Table 1 Details of treatment

Discussion

The limitations of this study are the retrospective design and absence of a control group. Notwithstanding, this is a fairly large series with encouraging results. In cases where exchange nailing was performed, rotational instability at the fracture site was observed even after exchange locked nailing with a larger diameter nail necessitating the use of a plate. In the cases where the nail was in situ, rotational instability was noted intra-operatively and plating resulted in additional rotational stability which was important for union. Locking screws were removed to achieve compression at non-union at the time of plating. The decision for plating with the nail in situ was based on the technical accuracy of the primary nailing. When the nail working length and diameter was adequate, and proximal and distal locking screws were present, then plating was performed with the nail in situ after removal of the locking screws. When the nail was broken, thin or short, exchange nailing was performed along with the augmentation plating. The DCP plate achieves compression at the fracture site which facilitates union and early weight bearing.

Factors responsible for non-union include the severity of trauma, degree of communition and technical problems in primary intramedullary nailing [3]. Kessler et al. [9] have studied the effects of reaming and intramedullary nailing on fracture healing and found that revascularization of the medulla occurs in the space between the nail and the cortex within a period of 4 weeks, hence, when plating is done secondarily, the medullary canal blood supply is already revascularised.
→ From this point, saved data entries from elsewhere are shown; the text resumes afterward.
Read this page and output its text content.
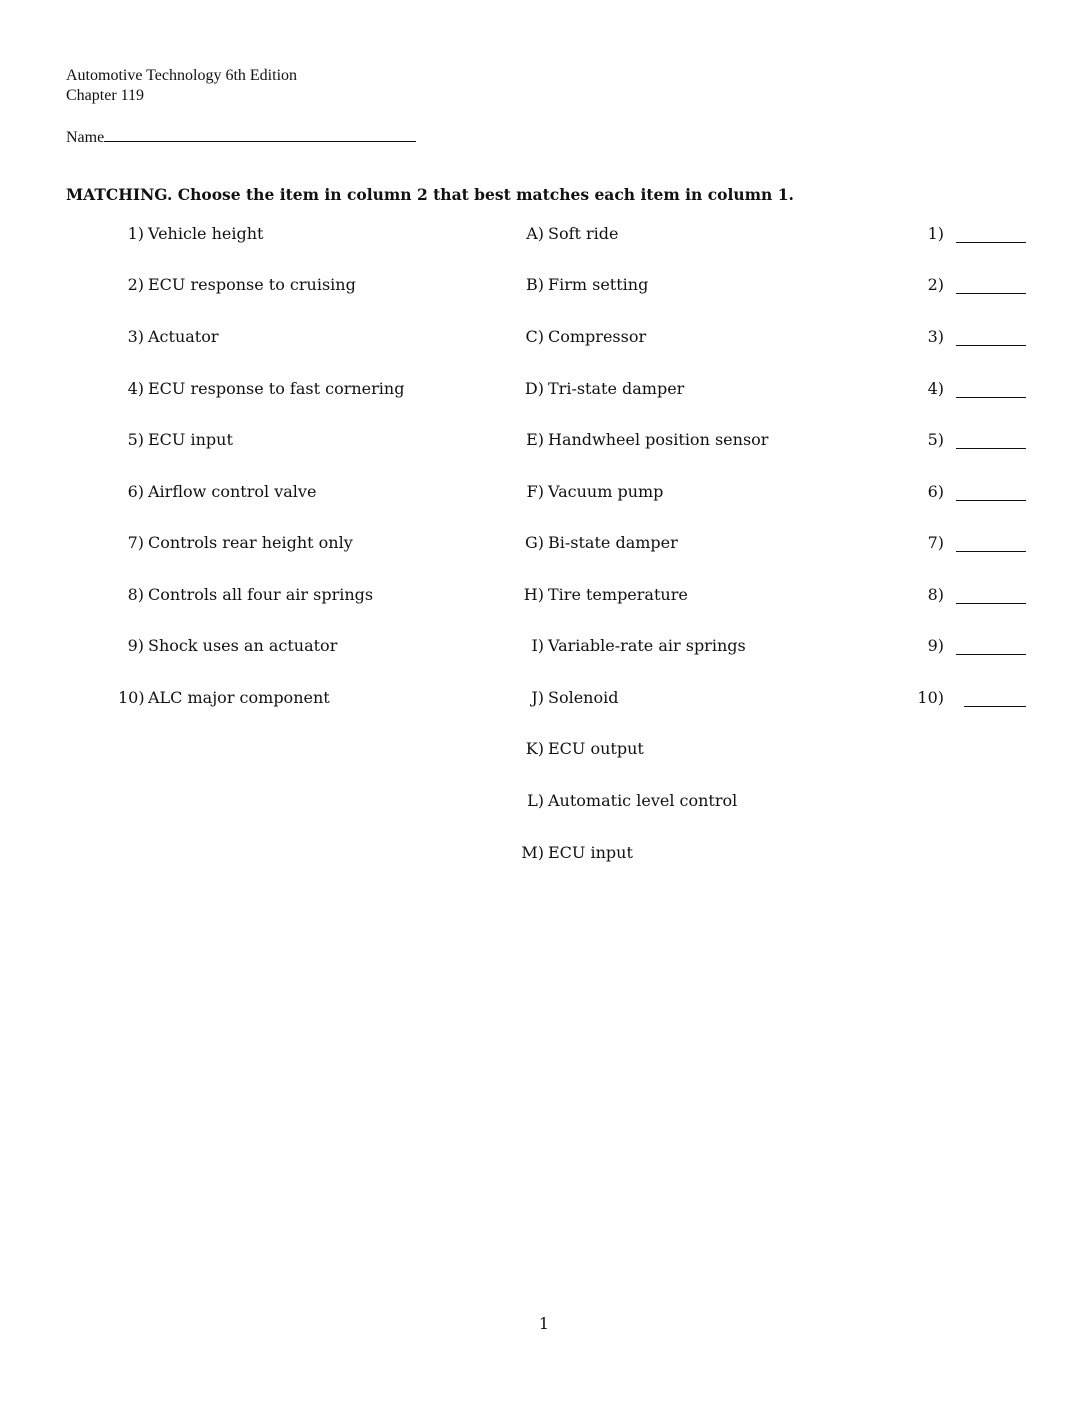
Automotive Technology 6th Edition
Chapter 119
Name
MATCHING. Choose the item in column 2 that best matches each item in column 1.
1) Vehicle height
2) ECU response to cruising
3) Actuator
4) ECU response to fast cornering
5) ECU input
6) Airflow control valve
7) Controls rear height only
8) Controls all four air springs
9) Shock uses an actuator
10) ALC major component
A) Soft ride
B) Firm setting
C) Compressor
D) Tri-state damper
E) Handwheel position sensor
F) Vacuum pump
G) Bi-state damper
H) Tire temperature
I) Variable-rate air springs
J) Solenoid
K) ECU output
L) Automatic level control
M) ECU input
1)
2)
3)
4)
5)
6)
7)
8)
9)
10)
1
Although plating causes damage to the periosteal blood supply, this can be minimized by gentle soft tissue handling and avoiding excessive periosteal stripping. In our series, autogenous bone grafting was also done in atrophic non-union to improve the biology for healing, the rationale was to ensure union as the fracture site was opened; and the morbidity of persistence of the non-union was thought to be greater than the donor site morbidity. We did not use bone graft substitutes or bone morphogenic protein.

In comparison with intramedullary exchange nailing, plate fixation for femoral non-unions with the nail in situ has been reported in few case series [46]. Weresh et al. [10] in a series of 19 patients reported a high failure rate of 47 % for exchange reamed intramedullary nailing of femoral non-unions with one or more additional procedures needed to achieve union. In 17 cases of femoral non-union, Ueng et al. [4] reported union in all cases within 7 months with augmentation plating with the nail in situ without bone grafting. Choi et al. [5] reported 100 % union within 7.2 months after plating and bone grafting with the nail in situ in 15 cases of femoral non-union. Although this technique provides the advantage of early weight bearing, it does not allow for correction of unacceptable deformity unless exchange nailing is performed. Park et al. [11] performed a biomechanical study in 13 matched cadaveric femur fracture models to compare the mechanical rigidity between plate fixation with the nail in situ and interlocking nail, and found a 2.6-fold increase in bending stiffness and a 3.3-fold increase in torsional stiffness in plate augmentation compared to interlocking nailing.

Plating with the nail in situ is an effective treatment for non-union of diaphyseal femur fractures after intramedullary fixation. The technique is simple and does not require any special instrumentation. It facilitates early weight bearing as with the nail in situ, axial loading is achieved and the plate gives additional rotational stability.